Speaking of Peralta, his own extension is certainly worth highlighting. The young righty’s five-year, $15.5 million deal carries minimal downside for the club and comes with enormous potential for surplus value, particularly when considering a pair of club options that would total an eminently reasonable $14 million. It’s the sort of deal that makes agents cringe — Peralta himself even acknowledged that his own representatives advised against the deal — but it’s also hard to see how a 23-year-old who is still more potential than production would find it impossible to say no to that type of life-changing payday. Whether he’s in the ’pen or rotation, Peralta should be able to easily justify the investment with even moderate productivity. For a typically low- to medium-payroll club that just went beyond its traditional comfort zone to extend the face of the franchise, the potential cost efficiency such a contract creates is vital.
2020 Season Outlook
Questions about the Brewers’ pitching staff abound, but that’s nothing new for Stearns, manager Craig Counsell and the rest of the organization’s top decision-makers. Woodruff has demonstrated top-of-the-rotation potential, and Anderson has generally been a quality rotation stabilizer when healthy (which, admittedly, has been sporadic). There’s reason to dream on any of Houser, Lindblom, Peralta, Burnes or Lauer as a quality mid-rotation piece.
It’s similarly difficult to forecast how things will play out on offense. Milwaukee was a middle-of-the-road club in terms of total runs scored and wRC+ in 2019, and it is losing both Grandal and Moustakas. At the same time, the Brewers will subtract an unthinkably poor chunk of at-bats from Shaw, whose abrupt downturn at the plate caught everyone by surprise. Narvaez provides a pretty nice bat, and Garcia adds some production and upside to the mix. Smoak has plenty of power and a steady glove. It’s easy to see the infield as a strong group if things break right, but there’s readily apparent risk in relying on a group of options that has demonstrated such high levels of volatility in recent seasons.
The Brewers arguably have a wider range of plausible outcomes for their 2020 season than any club in the National League.
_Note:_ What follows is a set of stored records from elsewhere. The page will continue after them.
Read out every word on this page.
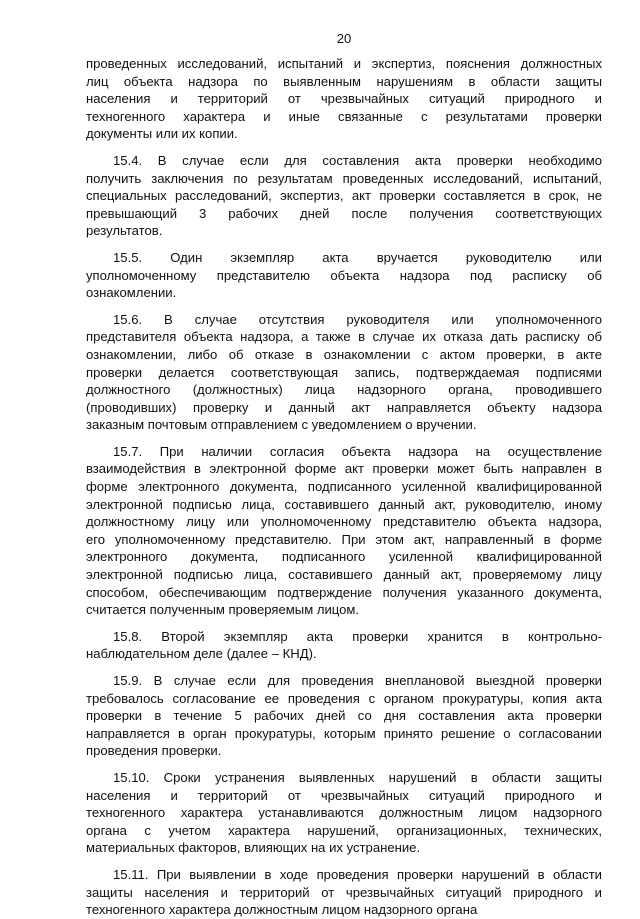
20
проведенных исследований, испытаний и экспертиз, пояснения должностных
лиц объекта надзора по выявленным нарушениям в области защиты
населения и территорий от чрезвычайных ситуаций природного и
техногенного характера и иные связанные с результатами проверки
документы или их копии.
15.4. В случае если для составления акта проверки необходимо
получить заключения по результатам проведенных исследований, испытаний,
специальных расследований, экспертиз, акт проверки составляется в срок, не
превышающий 3 рабочих дней после получения соответствующих
результатов.
15.5. Один экземпляр акта вручается руководителю или
уполномоченному представителю объекта надзора под расписку об
ознакомлении.
15.6. В случае отсутствия руководителя или уполномоченного
представителя объекта надзора, а также в случае их отказа дать расписку об
ознакомлении, либо об отказе в ознакомлении с актом проверки, в акте
проверки делается соответствующая запись, подтверждаемая подписями
должностного (должностных) лица надзорного органа, проводившего
(проводивших) проверку и данный акт направляется объекту надзора
заказным почтовым отправлением с уведомлением о вручении.
15.7. При наличии согласия объекта надзора на осуществление
взаимодействия в электронной форме акт проверки может быть направлен в
форме электронного документа, подписанного усиленной квалифицированной
электронной подписью лица, составившего данный акт, руководителю, иному
должностному лицу или уполномоченному представителю объекта надзора,
его уполномоченному представителю. При этом акт, направленный в форме
электронного документа, подписанного усиленной квалифицированной
электронной подписью лица, составившего данный акт, проверяемому лицу
способом, обеспечивающим подтверждение получения указанного документа,
считается полученным проверяемым лицом.
15.8. Второй экземпляр акта проверки хранится в контрольно-
наблюдательном деле (далее – КНД).
15.9. В случае если для проведения внеплановой выездной проверки
требовалось согласование ее проведения с органом прокуратуры, копия акта
проверки в течение 5 рабочих дней со дня составления акта проверки
направляется в орган прокуратуры, которым принято решение о согласовании
проведения проверки.
15.10. Сроки устранения выявленных нарушений в области защиты
населения и территорий от чрезвычайных ситуаций природного и
техногенного характера устанавливаются должностным лицом надзорного
органа с учетом характера нарушений, организационных, технических,
материальных факторов, влияющих на их устранение.
15.11. При выявлении в ходе проведения проверки нарушений в области
защиты населения и территорий от чрезвычайных ситуаций природного и
техногенного характера должностным лицом надзорного органа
That’s to be expected for a team whose offseason consisted on short-term, relatively low average annual value bets on what amounts to nearly half its roster. It’s a bulk approach to offseason acquisition the likes of which we haven’t seen in recent years, but perhaps it's one that was necessary for a team with minimal upper-level depth in the minors after depleting the farm via trades in recent years.